C’est un vrai équilibre à trouver : on veut plus de puissance, mais cela fait que l’enveloppe en quartz devient trop chaude. De plus, tout dépend de la vitesse du convoyeur. Si vous devez accélérer le processus pour respecter un délai, il vous faut plus de puissance par pouce, afin que l’encre sèche complètement avant d’arriver au bout du convoyeur.

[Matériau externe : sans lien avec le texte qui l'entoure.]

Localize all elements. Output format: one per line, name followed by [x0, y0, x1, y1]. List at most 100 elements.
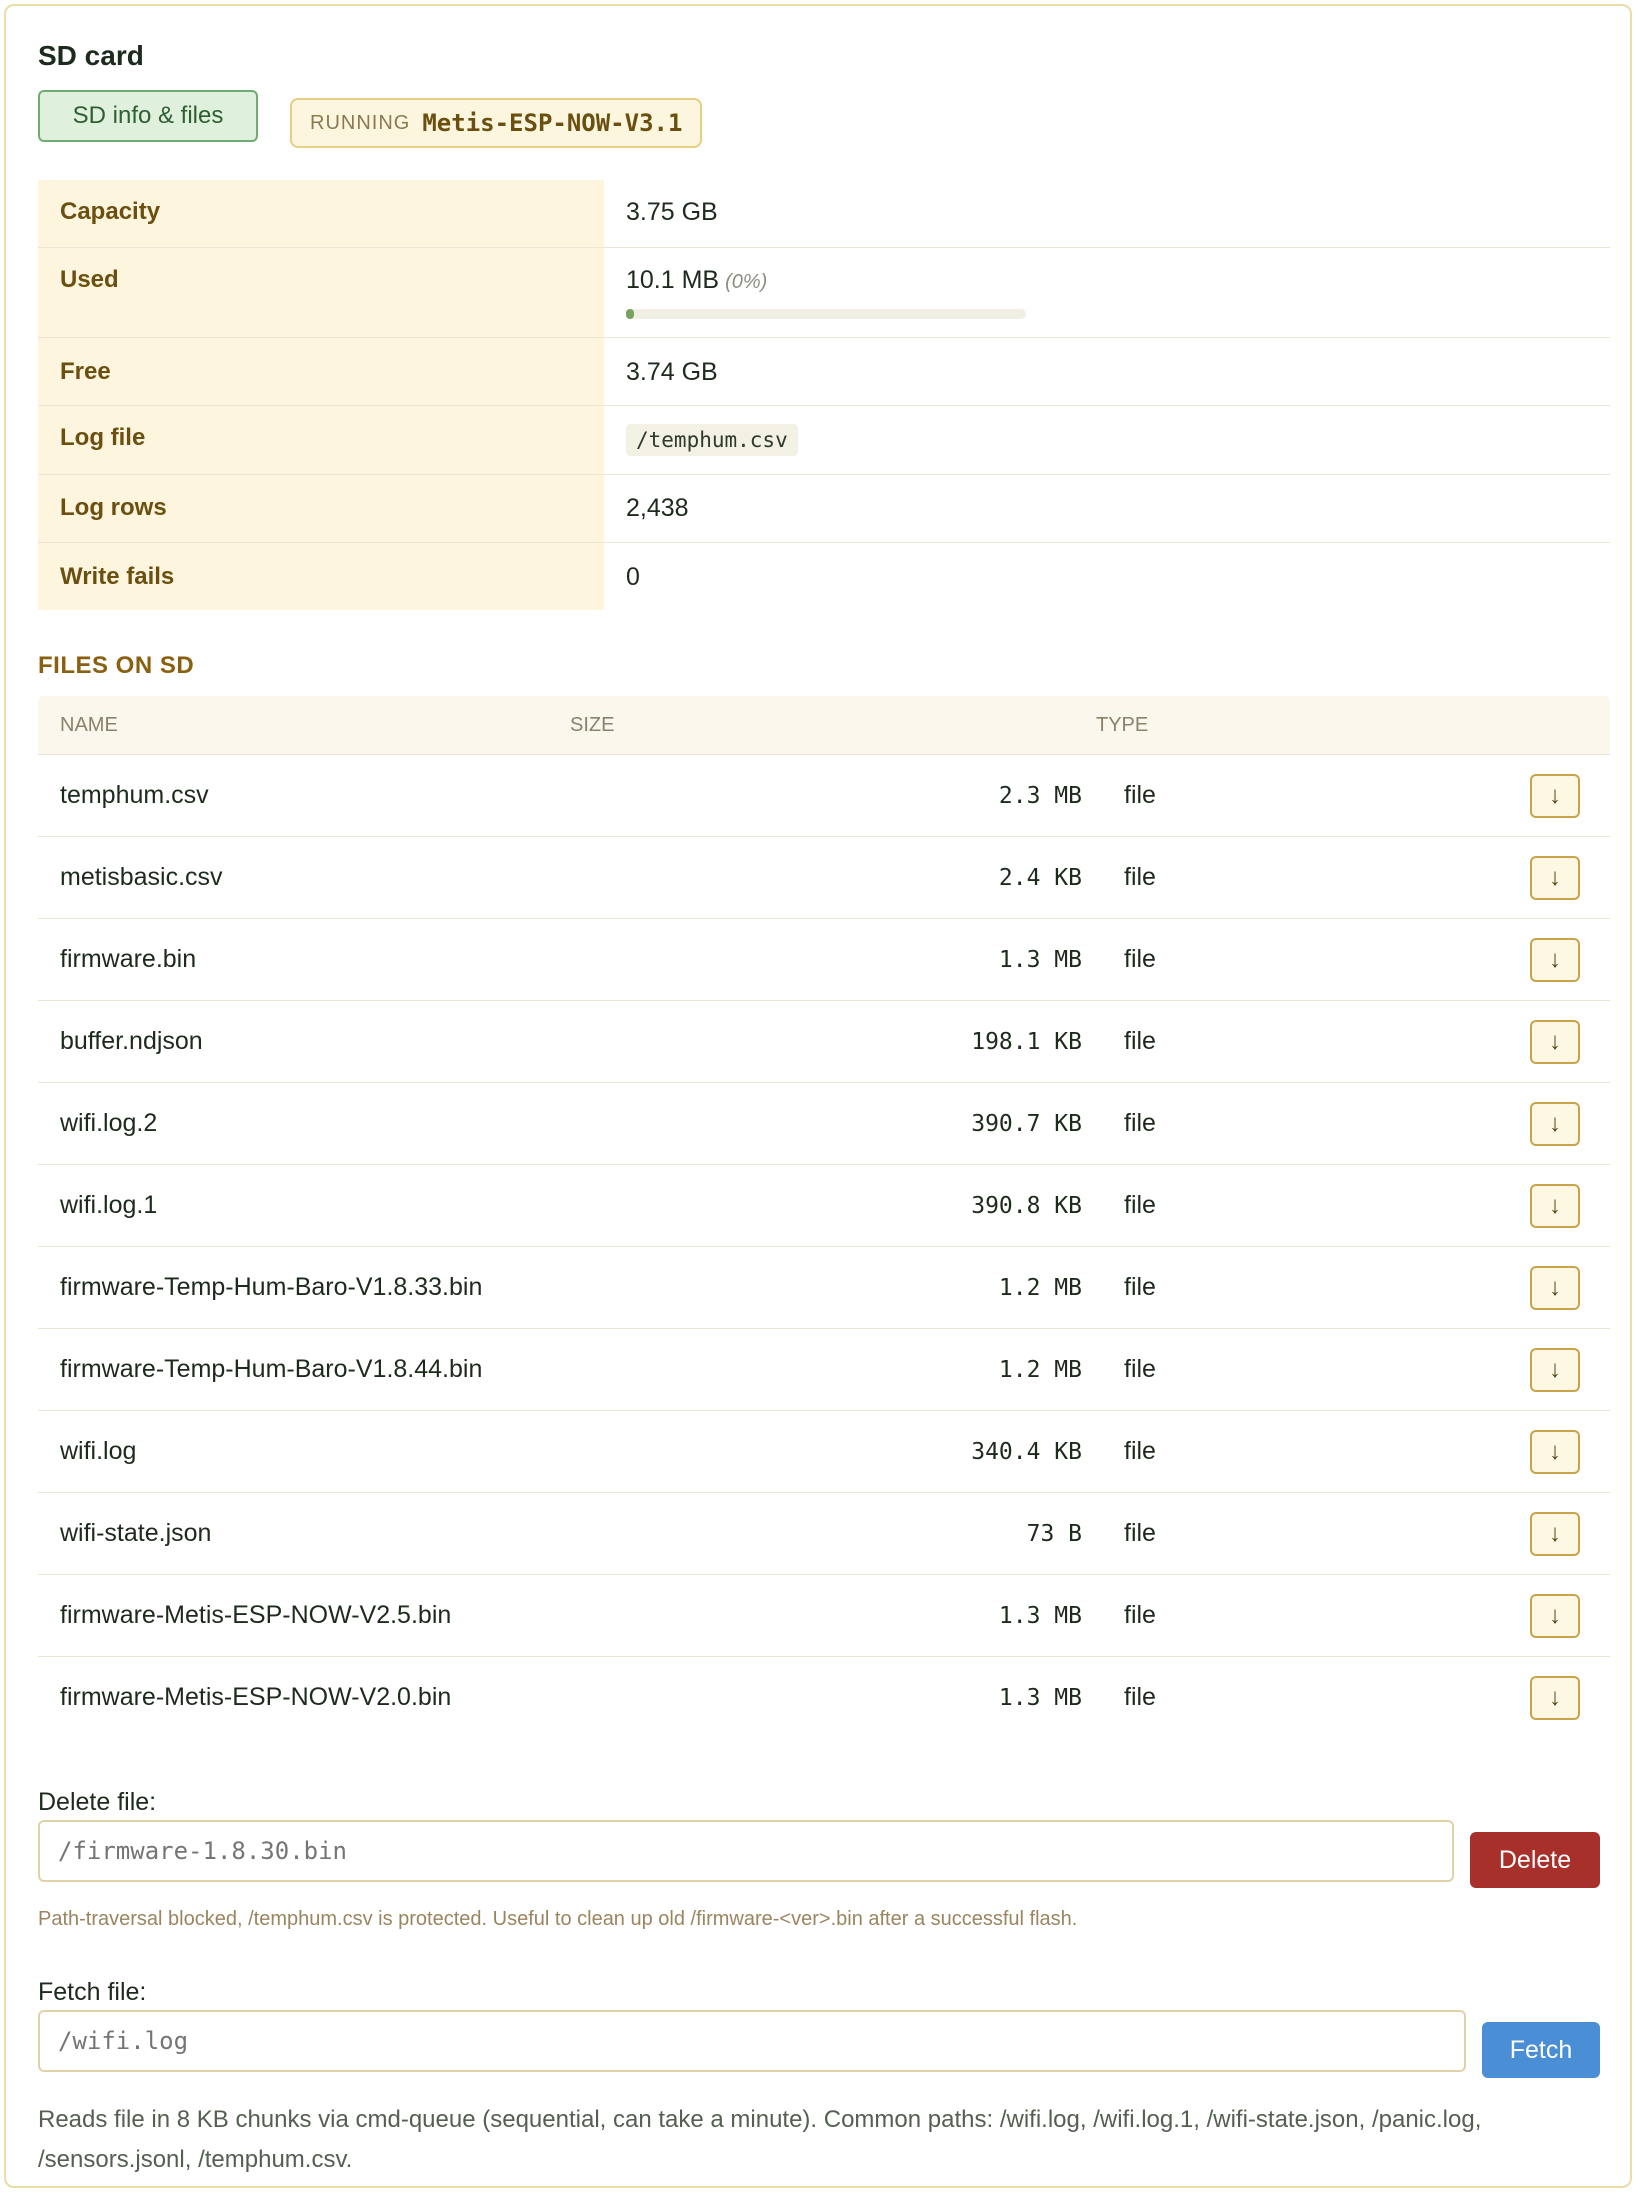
- file-size: 390.7 KB: [971, 1110, 1082, 1137]
- column-header-size: SIZE: [570, 713, 615, 736]
- free-label: Free: [38, 338, 604, 405]
- file-size: 340.4 KB: [971, 1438, 1082, 1465]
- file-name: wifi.log.1: [60, 1191, 158, 1219]
- write-fails-label: Write fails: [38, 543, 604, 610]
- file-row: wifi-state.json 73 B file ↓: [38, 1493, 1610, 1575]
- file-row: firmware-Temp-Hum-Baro-V1.8.44.bin 1.2 MB…: [38, 1329, 1610, 1411]
- delete-help-text: Path-traversal blocked, /temphum.csv is …: [38, 1908, 1078, 1930]
- download-icon[interactable]: ↓: [1530, 1511, 1580, 1556]
- download-icon[interactable]: ↓: [1530, 773, 1580, 818]
- file-name: firmware-Temp-Hum-Baro-V1.8.33.bin: [60, 1273, 483, 1301]
- file-row: firmware-Metis-ESP-NOW-V2.0.bin 1.3 MB fil…: [38, 1657, 1610, 1738]
- running-firmware-badge: RUNNING Metis-ESP-NOW-V3.1: [290, 98, 703, 148]
- panel-title: SD card: [38, 40, 144, 71]
- delete-file-input[interactable]: [38, 1820, 1454, 1882]
- file-type: file: [1124, 781, 1156, 809]
- info-row-log-file: Log file /temphum.csv: [38, 406, 1610, 475]
- file-name: firmware-Metis-ESP-NOW-V2.0.bin: [60, 1683, 452, 1711]
- file-size: 2.3 MB: [998, 782, 1082, 809]
- used-value: 10.1 MB: [626, 266, 720, 294]
- file-row: temphum.csv 2.3 MB file ↓: [38, 755, 1610, 837]
- file-type: file: [1124, 1273, 1156, 1301]
- sd-card-panel: SD card SD info & files RUNNING Metis-ES…: [4, 4, 1632, 2188]
- file-name: buffer.ndjson: [60, 1027, 203, 1055]
- file-type: file: [1124, 1109, 1156, 1137]
- fetch-button[interactable]: Fetch: [1482, 2022, 1600, 2078]
- file-name: wifi-state.json: [60, 1519, 212, 1547]
- fetch-help-text: Reads file in 8 KB chunks via cmd-queue …: [38, 2106, 1482, 2173]
- file-row: firmware.bin 1.3 MB file ↓: [38, 919, 1610, 1001]
- file-type: file: [1124, 1683, 1156, 1711]
- file-row: firmware-Metis-ESP-NOW-V2.5.bin 1.3 MB fil…: [38, 1575, 1610, 1657]
- fetch-file-label: Fetch file:: [38, 1978, 147, 2006]
- info-row-log-rows: Log rows 2,438: [38, 475, 1610, 543]
- free-value: 3.74 GB: [626, 358, 718, 386]
- file-size: 390.8 KB: [971, 1192, 1082, 1219]
- log-file-label: Log file: [38, 406, 604, 474]
- log-file-value: /temphum.csv: [626, 424, 798, 456]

Les petits détails qui comptent vraiment
Nous utilisons du quartz synthétique de haute pureté pour fabriquer les enveloppes des lampes. Pourquoi ? Parce que nous ne voulons pas que le verre absorbe la lumière qu’il devrait plutôt diffuser. Pour les électrodes, nous avons choisi du tungstène : cela empêche leurs burn-out lorsqu’on allume et éteint constamment la lampe.
Mais le vrai problème, c’est le câblage. La plupart des pannes surviennent au niveau des connexions. Les machines vibrent, les connecteurs se détachent, et cela provoque des arcs électriques. Cela entraîne rapidement la destruction de la lampe. Nous avons donc opté pour des connecteurs renforcés, qui restent en place, quelles que soient les vibrations de la machine.
Le problème de la chaleur
Voici le problème : les lampes à forte puissance génèrent une grande quantité de chaleur infrarouge. Certes, cela permet une séchage plus rapide de l’encre, mais il y a un prix à payer. Trop de chaleur peut déformer les plastiques fins ou faire sécher l’encre beaucoup trop rapidement, ce qui provoque l’apparition de bulles. On ne peut pas simplement augmenter la puissance et espérer le meilleur.
Votre système de refroidissement doit être capable de suivre, que vous utilisiez de l’air forcé ou des boucliers thermiques. Veillez également à bien entretenir vos ventilateurs : s’ils se bouchent avec de la poussière d’encre, la lampe surchauffera, et sa durée de vie diminuera d’environ 30 % en peu de temps.